The Weeknd - After Hours
The Weeknd uzun bir aranın ardından yeni bir albüm çıkaracağını duyurmuş, kasım ayında da albümün ilk teklisi Blinding Lights’ı dinleyicilerine sunmuştu. Adını Martin Scorsese'nin bir filminden alan yeni albüm, sinematik bir anlatıya sahip. Şarkıcı da pasif agresif, kendine acı veren olaylardan zevk alan, bencilliğini bilen ve bunu durdurmak için uğraşmayan kötü bir karakteri canlandırıyor.
The Weeknd, gerçek adıyla Abel Tesfaye, ''Altıncı Bölüm'' olarak adlandırdığı dördüncü stüdyo albümü After Hours’u 20 Mart’ta piyasaya sürdü. Öncesinde çıkardığı teklileri ve paylaştığı klipleriyle farklı bir tarzda karşımıza çıkan şarkıcı, alkolik, kumara ve yasak maddelere bağımlı bir karakteri canlandırıyor. Fakat bu karakteri, önceki albümlerinde yansıttığı umursamaz ve bağımlı Tesfaye’den daha açık ve gerçekçi bir arka plana sahip. ''Gündüz dinlenecek bir müzik yapmıyorum'' diyen sanatçı, sonu hep kalp kırıklıkları ve bazen de fiziksel acılarla biten gece hayatını filmmişçesine anlatıyor.

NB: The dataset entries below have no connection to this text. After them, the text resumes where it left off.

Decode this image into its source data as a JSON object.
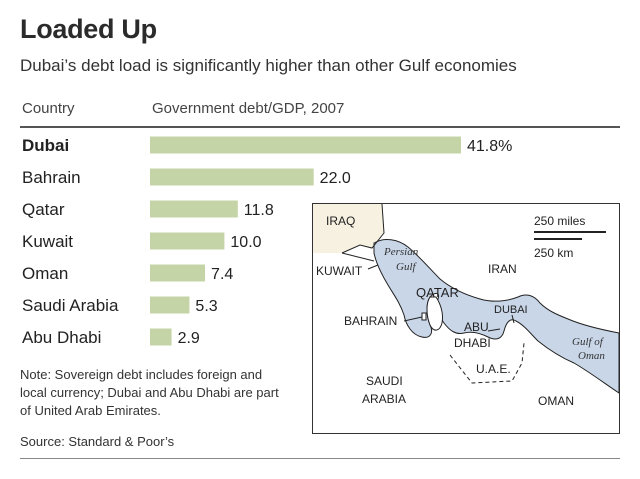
{
  "header": {
    "title": "Loaded Up",
    "subtitle": "Dubai’s debt load is significantly higher than other Gulf economies"
  },
  "table_header": {
    "country_label": "Country",
    "metric_label": "Government debt/GDP, 2007"
  },
  "chart_data": {
    "type": "bar",
    "orientation": "horizontal",
    "title": "Loaded Up",
    "subtitle": "Dubai’s debt load is significantly higher than other Gulf economies",
    "xlabel": "Government debt/GDP, 2007",
    "ylabel": "Country",
    "categories": [
      "Dubai",
      "Bahrain",
      "Qatar",
      "Kuwait",
      "Oman",
      "Saudi Arabia",
      "Abu Dhabi"
    ],
    "values": [
      41.8,
      22.0,
      11.8,
      10.0,
      7.4,
      5.3,
      2.9
    ],
    "value_labels": [
      "41.8%",
      "22.0",
      "11.8",
      "10.0",
      "7.4",
      "5.3",
      "2.9"
    ],
    "bar_color": "#c5d4a6",
    "xlim": [
      0,
      41.8
    ]
  },
  "map": {
    "labels": {
      "iraq": "IRAQ",
      "kuwait": "KUWAIT",
      "persian_gulf_1": "Persian",
      "persian_gulf_2": "Gulf",
      "iran": "IRAN",
      "qatar": "QATAR",
      "dubai": "DUBAI",
      "bahrain": "BAHRAIN",
      "abu": "ABU",
      "dhabi": "DHABI",
      "uae": "U.A.E.",
      "gulf_of_oman_1": "Gulf of",
      "gulf_of_oman_2": "Oman",
      "saudi": "SAUDI",
      "arabia": "ARABIA",
      "oman": "OMAN",
      "scale_miles": "250 miles",
      "scale_km": "250 km"
    },
    "colors": {
      "water": "#c9d6e8",
      "land": "#ffffff",
      "iraq_land": "#f6f1e1",
      "border": "#222222"
    }
  },
  "footer": {
    "note": "Note: Sovereign debt includes foreign and local currency; Dubai and Abu Dhabi are part of United Arab Emirates.",
    "source": "Source: Standard & Poor’s"
  }
}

The Weeknd’in 80’lerin Hollywood’unu yansıttığı bu albümü nostaljik bir sese sahip. Burnu bandajlı ve yüzü kan içinde çıktığı Jimmy Kimmel’ın programında canlı olarak söylediği Blinding Lights gibi şarkılarıyla eski zamanları synth-pop çizgisinde anıyor. Temaya uygun bir açılış yapan Alone Again, kısa süren ilişkilerin pişmanlığını anlatıyor. Hızlı ve sakin bir ritimden sert bas ve davullara geçiş yapan şarkıda, Tesfaye’in kendi evreninde olduğunu anlıyoruz. Bu albümünde de yalnız ve üzgün çocuk olmaya devam eden şarkıcı, Heartless ile halinden memnun kötü birine dönüşüyor. Sadece bu şarkıdan bile sanatçının kendi Vegas versiyonunu ortaya koyduğu çıkarılabilir.
Blinding Lights, belki de albümün geri kalanını biraz gölgede bırakan bir şarkı. Temposu yüksek bir elektropop olmakla beraber 80’lerin elektronik ve dans ritimlerini de içinde barındırıyor. Şarkı, The Weeknd’in Beauty Behind The Madness albümünün en iyilerinin sinematik hissini de taşıyor. Aynı davul ve bas sesleriyle devam eden In Your Eyes'ın dinlemesi zevkli bir saksafon solosu var. Tesfaye, albüm boyunca hissettirdiği hedonist karakterini bu şarkının sözlerinde biraz baskılıyor ve mütevazı bir aşık oluyor. Saturday Night Live’de izlediğimiz Scared To Live ise bize Phil Collins ile Elton John’un Your Song’unu anımsatıyor. Güçlü bir aşk şarkısı olan Scared To Live, trajik bir ayrılık hakkında.
Abel Tesfaye, albümünde kendi hayatını ve müzikal kişiliğini uygun bir şekilde birleştirse de şarkıları hala aynı hikayeleri anlatıyor. Yine de albümün saf, özgün ve yaratıcı olduğu rahatlıkla söylenilebilir. Tüm şarkıların birbirine bağlı olduğu, bazıları eşliğinde dans edilirken bazılarını da parti bittikten sonra dinlemek gerektiği bir gerçek. The Weeknd, After Hours ile ana akım pop tarzına kendi sesini eklemeyi sonunda başarmış görünüyor.